Which of the following sets of numbers could not represent the three sides of a triangle? Answer Attempt 1 out of 2 \( \{6,10,15\} \) \( \{10,25,33\} \) \( \{14,18,30\} \) \( \{11,20,33\} \)

To determine which set of numbers could not represent the three sides of a triangle, we can use the triangle inequality theorem.
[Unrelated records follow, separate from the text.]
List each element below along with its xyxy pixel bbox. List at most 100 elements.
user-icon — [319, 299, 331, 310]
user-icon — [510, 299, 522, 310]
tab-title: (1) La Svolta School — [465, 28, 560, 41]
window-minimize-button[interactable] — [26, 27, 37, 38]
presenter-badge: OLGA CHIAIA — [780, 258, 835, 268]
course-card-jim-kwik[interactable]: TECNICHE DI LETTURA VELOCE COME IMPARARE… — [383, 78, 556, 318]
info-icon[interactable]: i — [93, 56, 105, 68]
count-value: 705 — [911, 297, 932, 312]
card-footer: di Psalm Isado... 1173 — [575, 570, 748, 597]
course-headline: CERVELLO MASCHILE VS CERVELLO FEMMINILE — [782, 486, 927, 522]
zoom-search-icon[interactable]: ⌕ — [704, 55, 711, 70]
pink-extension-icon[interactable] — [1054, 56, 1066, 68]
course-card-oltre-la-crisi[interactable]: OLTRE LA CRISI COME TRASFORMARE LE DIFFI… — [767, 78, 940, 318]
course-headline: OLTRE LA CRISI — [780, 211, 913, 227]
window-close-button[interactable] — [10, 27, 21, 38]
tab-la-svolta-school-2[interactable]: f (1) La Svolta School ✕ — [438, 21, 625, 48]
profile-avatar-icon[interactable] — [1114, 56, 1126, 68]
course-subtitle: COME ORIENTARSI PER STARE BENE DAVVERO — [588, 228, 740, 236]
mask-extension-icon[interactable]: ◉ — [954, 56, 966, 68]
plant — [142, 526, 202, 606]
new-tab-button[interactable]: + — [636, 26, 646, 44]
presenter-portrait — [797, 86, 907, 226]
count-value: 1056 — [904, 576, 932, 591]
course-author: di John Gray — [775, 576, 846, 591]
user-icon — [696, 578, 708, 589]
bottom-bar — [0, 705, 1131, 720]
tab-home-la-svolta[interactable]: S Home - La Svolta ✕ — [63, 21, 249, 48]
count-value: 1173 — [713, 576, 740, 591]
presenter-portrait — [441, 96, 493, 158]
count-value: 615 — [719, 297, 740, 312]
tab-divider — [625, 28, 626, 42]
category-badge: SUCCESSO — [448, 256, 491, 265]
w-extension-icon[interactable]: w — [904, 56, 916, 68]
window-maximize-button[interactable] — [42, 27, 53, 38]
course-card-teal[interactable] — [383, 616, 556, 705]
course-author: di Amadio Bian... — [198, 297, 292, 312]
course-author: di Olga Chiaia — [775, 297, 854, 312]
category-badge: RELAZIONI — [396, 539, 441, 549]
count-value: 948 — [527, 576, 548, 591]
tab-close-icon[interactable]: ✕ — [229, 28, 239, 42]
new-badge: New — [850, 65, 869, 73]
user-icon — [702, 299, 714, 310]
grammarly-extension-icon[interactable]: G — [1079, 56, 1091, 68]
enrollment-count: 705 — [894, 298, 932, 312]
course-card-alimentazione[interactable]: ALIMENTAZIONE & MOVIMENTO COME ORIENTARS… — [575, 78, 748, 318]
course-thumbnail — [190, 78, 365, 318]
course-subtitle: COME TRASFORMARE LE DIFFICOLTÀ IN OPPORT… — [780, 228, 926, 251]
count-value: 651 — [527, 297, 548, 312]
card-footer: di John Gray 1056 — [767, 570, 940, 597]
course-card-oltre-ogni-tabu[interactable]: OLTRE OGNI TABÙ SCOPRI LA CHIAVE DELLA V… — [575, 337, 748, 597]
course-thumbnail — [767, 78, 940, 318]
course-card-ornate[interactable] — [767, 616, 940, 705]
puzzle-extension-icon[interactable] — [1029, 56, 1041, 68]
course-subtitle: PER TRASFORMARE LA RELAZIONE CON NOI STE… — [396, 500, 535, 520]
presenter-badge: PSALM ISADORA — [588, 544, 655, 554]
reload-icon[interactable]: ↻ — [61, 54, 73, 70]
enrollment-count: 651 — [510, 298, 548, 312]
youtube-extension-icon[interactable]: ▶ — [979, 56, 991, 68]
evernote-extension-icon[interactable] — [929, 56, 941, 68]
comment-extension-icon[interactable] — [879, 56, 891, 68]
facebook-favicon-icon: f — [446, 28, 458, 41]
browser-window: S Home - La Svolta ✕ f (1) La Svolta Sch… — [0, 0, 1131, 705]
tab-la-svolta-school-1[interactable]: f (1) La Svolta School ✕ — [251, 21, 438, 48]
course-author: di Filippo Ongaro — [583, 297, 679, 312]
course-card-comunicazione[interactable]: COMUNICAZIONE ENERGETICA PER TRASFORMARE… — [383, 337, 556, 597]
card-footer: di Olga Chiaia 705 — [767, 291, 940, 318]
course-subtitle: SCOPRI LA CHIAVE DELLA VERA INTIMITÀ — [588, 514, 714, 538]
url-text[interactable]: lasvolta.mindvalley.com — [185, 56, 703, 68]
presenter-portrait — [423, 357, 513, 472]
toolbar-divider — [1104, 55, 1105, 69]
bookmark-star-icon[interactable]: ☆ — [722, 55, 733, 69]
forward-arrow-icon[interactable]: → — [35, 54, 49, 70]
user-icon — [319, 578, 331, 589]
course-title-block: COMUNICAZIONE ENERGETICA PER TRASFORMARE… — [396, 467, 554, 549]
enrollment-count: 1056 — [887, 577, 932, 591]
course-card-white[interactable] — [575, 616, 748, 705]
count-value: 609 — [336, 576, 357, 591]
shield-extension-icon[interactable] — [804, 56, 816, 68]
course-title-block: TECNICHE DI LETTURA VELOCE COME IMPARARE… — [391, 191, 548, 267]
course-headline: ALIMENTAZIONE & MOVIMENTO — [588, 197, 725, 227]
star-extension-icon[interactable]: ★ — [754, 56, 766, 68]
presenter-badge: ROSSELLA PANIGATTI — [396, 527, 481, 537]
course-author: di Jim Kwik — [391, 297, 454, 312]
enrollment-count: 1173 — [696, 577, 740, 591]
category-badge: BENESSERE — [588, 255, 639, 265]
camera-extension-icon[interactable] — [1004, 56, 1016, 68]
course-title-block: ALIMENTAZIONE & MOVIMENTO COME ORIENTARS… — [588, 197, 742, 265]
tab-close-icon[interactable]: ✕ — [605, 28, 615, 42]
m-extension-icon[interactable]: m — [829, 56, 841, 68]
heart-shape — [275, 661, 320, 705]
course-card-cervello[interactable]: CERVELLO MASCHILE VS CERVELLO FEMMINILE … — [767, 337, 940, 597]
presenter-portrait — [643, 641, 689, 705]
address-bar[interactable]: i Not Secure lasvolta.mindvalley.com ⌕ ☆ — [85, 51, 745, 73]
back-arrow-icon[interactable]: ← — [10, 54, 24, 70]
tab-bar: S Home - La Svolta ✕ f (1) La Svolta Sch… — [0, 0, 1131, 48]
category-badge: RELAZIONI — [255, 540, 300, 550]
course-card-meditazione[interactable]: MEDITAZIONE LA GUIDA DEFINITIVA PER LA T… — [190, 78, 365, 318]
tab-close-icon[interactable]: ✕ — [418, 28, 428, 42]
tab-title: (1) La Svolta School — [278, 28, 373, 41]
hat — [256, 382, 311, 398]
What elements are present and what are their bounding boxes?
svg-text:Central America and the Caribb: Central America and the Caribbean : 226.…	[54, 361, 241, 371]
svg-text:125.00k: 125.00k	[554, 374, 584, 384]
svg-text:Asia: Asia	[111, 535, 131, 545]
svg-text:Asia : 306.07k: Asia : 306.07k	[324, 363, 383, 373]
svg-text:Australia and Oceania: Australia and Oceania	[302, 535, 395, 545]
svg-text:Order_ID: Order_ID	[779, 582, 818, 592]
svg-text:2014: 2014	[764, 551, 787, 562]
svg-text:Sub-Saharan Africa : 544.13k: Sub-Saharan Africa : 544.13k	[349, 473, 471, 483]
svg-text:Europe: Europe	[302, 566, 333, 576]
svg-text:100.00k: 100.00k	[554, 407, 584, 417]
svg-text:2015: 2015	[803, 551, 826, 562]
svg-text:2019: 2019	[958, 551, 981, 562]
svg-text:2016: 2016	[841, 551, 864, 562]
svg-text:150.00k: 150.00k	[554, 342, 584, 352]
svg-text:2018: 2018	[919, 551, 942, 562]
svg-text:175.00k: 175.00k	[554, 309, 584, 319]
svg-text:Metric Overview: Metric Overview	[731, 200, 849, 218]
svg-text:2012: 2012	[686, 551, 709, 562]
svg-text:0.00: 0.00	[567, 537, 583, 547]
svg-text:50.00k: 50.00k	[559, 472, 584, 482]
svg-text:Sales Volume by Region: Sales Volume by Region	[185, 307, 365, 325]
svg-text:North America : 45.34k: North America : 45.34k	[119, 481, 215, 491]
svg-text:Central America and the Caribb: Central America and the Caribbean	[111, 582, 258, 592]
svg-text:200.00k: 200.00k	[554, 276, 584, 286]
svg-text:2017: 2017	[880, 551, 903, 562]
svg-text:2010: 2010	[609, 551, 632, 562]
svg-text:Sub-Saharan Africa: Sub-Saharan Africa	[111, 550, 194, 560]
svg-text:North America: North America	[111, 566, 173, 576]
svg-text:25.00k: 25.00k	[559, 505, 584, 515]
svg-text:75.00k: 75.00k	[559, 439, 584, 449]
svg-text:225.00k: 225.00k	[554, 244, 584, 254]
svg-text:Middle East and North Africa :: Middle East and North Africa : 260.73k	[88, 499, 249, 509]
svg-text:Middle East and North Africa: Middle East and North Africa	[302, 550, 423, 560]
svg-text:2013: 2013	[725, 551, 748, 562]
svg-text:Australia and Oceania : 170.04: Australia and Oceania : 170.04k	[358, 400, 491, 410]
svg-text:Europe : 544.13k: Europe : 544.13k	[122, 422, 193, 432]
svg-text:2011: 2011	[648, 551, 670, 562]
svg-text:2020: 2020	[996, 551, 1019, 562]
This theorem states that for any triangle with sides \(a\), \(b\), and \(c\), the following conditions must hold: 1. \(a + b > c\) 2. \(a + c > b\) 3. \(b + c > a\) We will check each set of numbers against these conditions. ### Set 1: \( \{6, 10, 15\} \) - Check \(6 + 10 > 15\): \(16 > 15\) (True) - Check \(6 + 15 > 10\): \(21 > 10\) (True) - Check \(10 + 15 > 6\): \(25 > 6\) (True) All conditions are satisfied. ### Set 2: \( \{10, 25, 33\} \) - Check \(10 + 25 > 33\): \(35 > 33\) (True) - Check \(10 + 33 > 25\): \(43 > 25\) (True) - Check \(25 + 33 > 10\): \(58 > 10\) (True) All conditions are satisfied. ### Set 3: \( \{14, 18, 30\} \) - Check \(14 + 18 > 30\): \(32 > 30\) (True) - Check \(14 + 30 > 18\): \(44 > 18\) (True) - Check \(18 + 30 > 14\): \(48 > 14\) (True) All conditions are satisfied. ### Set 4: \( \{11, 20, 33\} \) - Check \(11 + 20 > 33\): \(31 > 33\) (False) - Check \(11 + 33 > 20\): \(44 > 20\) (True) - Check \(20 + 33 > 11\): \(53 > 11\) (True) The first condition fails. ### Conclusion The set of numbers that could not represent the three sides of a triangle is \( \{11, 20, 33\} \).